Em comparação com a última distribuição, o novo valor sobe 11,76% frente aos R$ 0,85 por cota anteriormente pagos. Considerando a cotação de dezembro de R$ 88,51, o dividend yield mensal estimado é de cerca de 1,07%. Esse nível de retorno sinaliza um prêmio interessante no curto prazo, especialmente para investidores que acompanham fundos atrelados à inflação. O dividendo do RZAT11 também se mostrou alinhado à faixa guia divulgada no relatório de novembro.
A administração havia indicado um intervalo de R$ 0,90 a R$ 1,00 por cota, condicionado ao comportamento do IPCA e à dinâmica operacional. Em dezembro, o IPCA avançou 0,18%, ligeiramente abaixo dos 0,20% estimados pelo Boletim Focus. Diante desse cenário, a gestão optou por postura conservadora para preservar a previsibilidade, suavizar oscilações futuras e fortalecer reservas. Essa abordagem ajuda a manter a consistência dos pagamentos ao longo dos próximos meses.

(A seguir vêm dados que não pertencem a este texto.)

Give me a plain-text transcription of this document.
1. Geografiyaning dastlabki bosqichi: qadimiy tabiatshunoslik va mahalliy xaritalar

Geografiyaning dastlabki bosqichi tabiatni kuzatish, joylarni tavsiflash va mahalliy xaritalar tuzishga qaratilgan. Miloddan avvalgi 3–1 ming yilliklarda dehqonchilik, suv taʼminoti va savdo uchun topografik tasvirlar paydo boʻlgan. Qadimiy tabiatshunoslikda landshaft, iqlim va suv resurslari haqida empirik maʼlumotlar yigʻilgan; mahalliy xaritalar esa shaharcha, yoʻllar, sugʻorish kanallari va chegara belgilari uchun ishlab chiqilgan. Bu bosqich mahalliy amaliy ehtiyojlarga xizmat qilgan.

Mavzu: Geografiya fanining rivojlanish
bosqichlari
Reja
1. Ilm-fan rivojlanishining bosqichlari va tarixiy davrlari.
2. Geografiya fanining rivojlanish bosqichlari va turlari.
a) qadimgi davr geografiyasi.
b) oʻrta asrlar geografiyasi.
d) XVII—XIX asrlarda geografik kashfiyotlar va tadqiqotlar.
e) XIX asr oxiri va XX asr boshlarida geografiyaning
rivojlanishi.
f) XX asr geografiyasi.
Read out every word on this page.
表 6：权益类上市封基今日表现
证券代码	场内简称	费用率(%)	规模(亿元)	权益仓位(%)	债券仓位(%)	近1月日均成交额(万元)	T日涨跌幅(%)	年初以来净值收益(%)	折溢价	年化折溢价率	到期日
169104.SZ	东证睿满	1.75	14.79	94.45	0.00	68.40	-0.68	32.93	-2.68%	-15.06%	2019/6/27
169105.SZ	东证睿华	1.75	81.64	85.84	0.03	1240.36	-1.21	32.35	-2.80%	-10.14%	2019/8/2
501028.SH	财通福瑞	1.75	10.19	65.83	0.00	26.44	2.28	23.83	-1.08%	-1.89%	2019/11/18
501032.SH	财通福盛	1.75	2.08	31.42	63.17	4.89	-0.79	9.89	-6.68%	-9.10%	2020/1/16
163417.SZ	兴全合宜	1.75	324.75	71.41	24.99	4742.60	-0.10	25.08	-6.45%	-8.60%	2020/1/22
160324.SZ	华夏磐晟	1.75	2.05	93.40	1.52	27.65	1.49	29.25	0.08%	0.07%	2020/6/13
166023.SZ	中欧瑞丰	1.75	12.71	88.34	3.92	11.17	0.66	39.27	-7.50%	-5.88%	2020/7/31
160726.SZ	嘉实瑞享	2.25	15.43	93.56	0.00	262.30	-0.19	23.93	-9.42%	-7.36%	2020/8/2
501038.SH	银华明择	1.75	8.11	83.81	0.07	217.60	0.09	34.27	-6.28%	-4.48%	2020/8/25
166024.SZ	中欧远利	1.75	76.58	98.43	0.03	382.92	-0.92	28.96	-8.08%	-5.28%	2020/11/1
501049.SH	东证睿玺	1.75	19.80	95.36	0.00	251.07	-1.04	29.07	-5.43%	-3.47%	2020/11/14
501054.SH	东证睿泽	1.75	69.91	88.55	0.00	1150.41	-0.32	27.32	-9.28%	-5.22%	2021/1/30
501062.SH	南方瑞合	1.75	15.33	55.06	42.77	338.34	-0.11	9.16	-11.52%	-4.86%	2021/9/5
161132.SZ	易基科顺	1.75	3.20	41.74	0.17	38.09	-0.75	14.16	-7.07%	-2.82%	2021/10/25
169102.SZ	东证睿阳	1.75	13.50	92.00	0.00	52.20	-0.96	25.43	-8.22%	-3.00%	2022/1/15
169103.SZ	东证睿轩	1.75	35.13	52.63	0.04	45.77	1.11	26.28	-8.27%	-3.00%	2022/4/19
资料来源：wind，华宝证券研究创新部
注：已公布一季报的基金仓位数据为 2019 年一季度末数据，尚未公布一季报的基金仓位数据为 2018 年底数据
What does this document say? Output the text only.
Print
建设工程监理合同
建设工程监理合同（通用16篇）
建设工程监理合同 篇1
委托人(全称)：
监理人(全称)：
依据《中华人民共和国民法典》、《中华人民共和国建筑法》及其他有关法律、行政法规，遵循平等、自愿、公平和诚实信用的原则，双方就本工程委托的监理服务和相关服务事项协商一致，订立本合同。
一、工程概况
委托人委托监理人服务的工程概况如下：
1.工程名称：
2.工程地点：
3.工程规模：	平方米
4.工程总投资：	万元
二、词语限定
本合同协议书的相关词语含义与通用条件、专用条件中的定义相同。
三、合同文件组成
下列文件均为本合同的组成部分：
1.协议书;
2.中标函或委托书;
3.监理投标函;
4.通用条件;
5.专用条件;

O fundo imobiliário RZAT11 persegue retornos acima de IPCA + 5,0% ao ano por meio de uma carteira diversificada. A tese prioriza aquisições de imóveis de empresas que buscam otimização de estrutura de capital, com contratos ajustados pela inflação. Atualmente, o portfólio reúne 10 imóveis locados a nove inquilinos, com taxa média de IPCA + 9,70% ao ano. Os ativos foram adquiridos por R$ 391 milhões e avaliados em R$ 692 milhões, indicando valorização relevante.
Em outubro, houve a venda de um imóvel na Cidade Imperial por R$ 150 milhões, com pagamentos mensais até 2032 remunerados a IPCA + 9,4% ao ano. A operação contribui para reciclagem de portfólio e geração de caixa atrelada à inflação. Essa alocação tática pode reforçar a capacidade do fundo de sustentar proventos no médio prazo.
Para janeiro de 2026, a distribuição reforça a confiança do mercado na gestão e na qualidade dos contratos. O patamar de R$ 0,95 por cota, aliado ao histórico recente, mantém o foco do investidor nos fatores macro, especialmente inflação, que seguem determinantes para o desempenho do dividendo do RZAT11.